What is fix_bad_unicode() method of clean-text package in Python?

What is the clean-text package?

clean-text is a third-party package that is used to pre-process text data to obtain a normalized text representation.

The package can be installed via pip. Check out the following command to install the clean-text package.

pip install clean-text

The fix_bad_unicode() method

The fix_bad_unicode() method is used to fix the Unicode text that’s broken with the help of the ftfy package.

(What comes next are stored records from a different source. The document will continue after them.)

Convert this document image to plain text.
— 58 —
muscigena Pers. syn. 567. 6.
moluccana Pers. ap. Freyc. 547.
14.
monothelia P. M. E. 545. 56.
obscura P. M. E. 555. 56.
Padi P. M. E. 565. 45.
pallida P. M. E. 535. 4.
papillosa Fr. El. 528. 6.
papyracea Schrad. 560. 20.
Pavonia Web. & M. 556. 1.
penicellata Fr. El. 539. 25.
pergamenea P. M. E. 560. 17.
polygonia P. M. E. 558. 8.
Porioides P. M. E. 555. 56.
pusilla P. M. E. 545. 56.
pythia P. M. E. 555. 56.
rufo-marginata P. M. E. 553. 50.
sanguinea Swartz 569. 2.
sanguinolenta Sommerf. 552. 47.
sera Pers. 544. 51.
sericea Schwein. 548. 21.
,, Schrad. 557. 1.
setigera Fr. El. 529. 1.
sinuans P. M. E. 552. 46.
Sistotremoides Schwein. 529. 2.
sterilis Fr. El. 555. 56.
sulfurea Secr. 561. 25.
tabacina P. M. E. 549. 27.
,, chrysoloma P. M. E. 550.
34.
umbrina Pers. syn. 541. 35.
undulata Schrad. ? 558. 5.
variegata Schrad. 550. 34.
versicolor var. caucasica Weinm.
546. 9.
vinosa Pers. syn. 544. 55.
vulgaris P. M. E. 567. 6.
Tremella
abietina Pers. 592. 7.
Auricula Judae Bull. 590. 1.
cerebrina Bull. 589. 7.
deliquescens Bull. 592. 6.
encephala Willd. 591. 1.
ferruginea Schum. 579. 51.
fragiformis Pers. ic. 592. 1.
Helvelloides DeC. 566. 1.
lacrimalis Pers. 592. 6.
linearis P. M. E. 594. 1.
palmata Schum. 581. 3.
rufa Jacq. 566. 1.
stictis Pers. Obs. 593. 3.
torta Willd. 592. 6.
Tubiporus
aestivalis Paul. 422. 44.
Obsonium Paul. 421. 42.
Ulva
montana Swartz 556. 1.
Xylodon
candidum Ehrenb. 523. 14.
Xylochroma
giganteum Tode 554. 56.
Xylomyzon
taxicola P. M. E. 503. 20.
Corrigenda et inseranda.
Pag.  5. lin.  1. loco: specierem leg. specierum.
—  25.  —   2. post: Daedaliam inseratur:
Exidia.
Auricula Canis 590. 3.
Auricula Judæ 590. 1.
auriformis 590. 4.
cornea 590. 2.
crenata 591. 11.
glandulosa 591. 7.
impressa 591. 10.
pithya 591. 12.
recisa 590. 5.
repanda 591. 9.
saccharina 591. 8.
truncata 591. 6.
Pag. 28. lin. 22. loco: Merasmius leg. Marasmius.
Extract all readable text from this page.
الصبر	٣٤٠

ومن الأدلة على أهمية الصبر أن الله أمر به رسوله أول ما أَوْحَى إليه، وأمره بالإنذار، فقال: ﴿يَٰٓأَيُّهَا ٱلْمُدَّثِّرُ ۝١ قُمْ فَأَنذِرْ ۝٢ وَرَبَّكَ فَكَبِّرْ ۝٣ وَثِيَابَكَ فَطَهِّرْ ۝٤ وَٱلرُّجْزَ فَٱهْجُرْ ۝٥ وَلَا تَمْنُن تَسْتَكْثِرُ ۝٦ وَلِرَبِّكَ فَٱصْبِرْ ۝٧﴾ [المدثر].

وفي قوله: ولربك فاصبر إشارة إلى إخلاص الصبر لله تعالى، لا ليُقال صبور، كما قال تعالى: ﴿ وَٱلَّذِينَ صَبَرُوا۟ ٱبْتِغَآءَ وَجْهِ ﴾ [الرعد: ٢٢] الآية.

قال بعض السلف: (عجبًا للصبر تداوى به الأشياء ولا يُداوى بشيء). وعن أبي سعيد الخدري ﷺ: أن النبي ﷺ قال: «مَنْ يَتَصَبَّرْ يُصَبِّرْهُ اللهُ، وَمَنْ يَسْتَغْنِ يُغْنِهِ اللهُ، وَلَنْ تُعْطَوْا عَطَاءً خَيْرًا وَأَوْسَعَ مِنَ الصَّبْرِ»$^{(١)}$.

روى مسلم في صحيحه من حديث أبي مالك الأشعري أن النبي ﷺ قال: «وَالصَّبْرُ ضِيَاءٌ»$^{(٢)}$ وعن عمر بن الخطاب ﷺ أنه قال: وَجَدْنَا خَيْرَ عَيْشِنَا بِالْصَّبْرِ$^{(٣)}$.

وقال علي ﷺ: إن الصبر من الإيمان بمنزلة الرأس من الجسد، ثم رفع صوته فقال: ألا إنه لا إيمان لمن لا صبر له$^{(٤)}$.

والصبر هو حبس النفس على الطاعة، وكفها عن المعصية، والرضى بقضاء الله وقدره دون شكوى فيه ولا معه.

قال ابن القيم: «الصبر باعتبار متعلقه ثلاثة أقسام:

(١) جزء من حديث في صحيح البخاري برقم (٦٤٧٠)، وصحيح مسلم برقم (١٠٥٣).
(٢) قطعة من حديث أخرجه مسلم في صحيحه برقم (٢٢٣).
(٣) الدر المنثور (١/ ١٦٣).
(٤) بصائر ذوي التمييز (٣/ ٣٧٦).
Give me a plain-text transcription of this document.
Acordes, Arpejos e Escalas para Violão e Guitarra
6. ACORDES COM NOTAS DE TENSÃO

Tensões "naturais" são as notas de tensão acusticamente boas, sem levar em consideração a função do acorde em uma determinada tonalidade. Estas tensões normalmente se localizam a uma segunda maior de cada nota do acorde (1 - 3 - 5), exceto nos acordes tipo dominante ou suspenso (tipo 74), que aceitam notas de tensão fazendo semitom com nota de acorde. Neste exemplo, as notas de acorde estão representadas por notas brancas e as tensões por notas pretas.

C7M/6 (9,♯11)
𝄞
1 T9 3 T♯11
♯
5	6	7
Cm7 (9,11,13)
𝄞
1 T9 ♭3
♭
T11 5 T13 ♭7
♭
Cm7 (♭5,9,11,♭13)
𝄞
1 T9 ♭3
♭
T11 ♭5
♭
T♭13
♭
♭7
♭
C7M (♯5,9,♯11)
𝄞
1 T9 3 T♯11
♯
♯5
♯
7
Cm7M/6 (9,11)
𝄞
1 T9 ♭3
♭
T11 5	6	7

Fixing bad Unicode includes fixing mojibake, HTML entities, other code cruft, and non-standard forms for display purposes.

Method signature

fix_bad_unicode(text, normalization="NFC")

Parameters

  • text: The text data.
  • normalization: The type of unicode normalization.

Return value

The method returns good Unicode data.

Code

import cleantext
string = "✔ No problems"
fixed_string = cleantext.fix_bad_unicode(string)
print("Original String - '" + string + "'")
print("Fixed String - '" + fixed_string + "'")

Code explanation

  • Line 1: clean-text package is imported.
  • Line 3: We define a string with bad Unicode characters in it.
  • Line 5: The bad Unicode characters in the string are corrected using the fix_bad_unicode() method.
  • Lines 7–8: We print the original and modified string.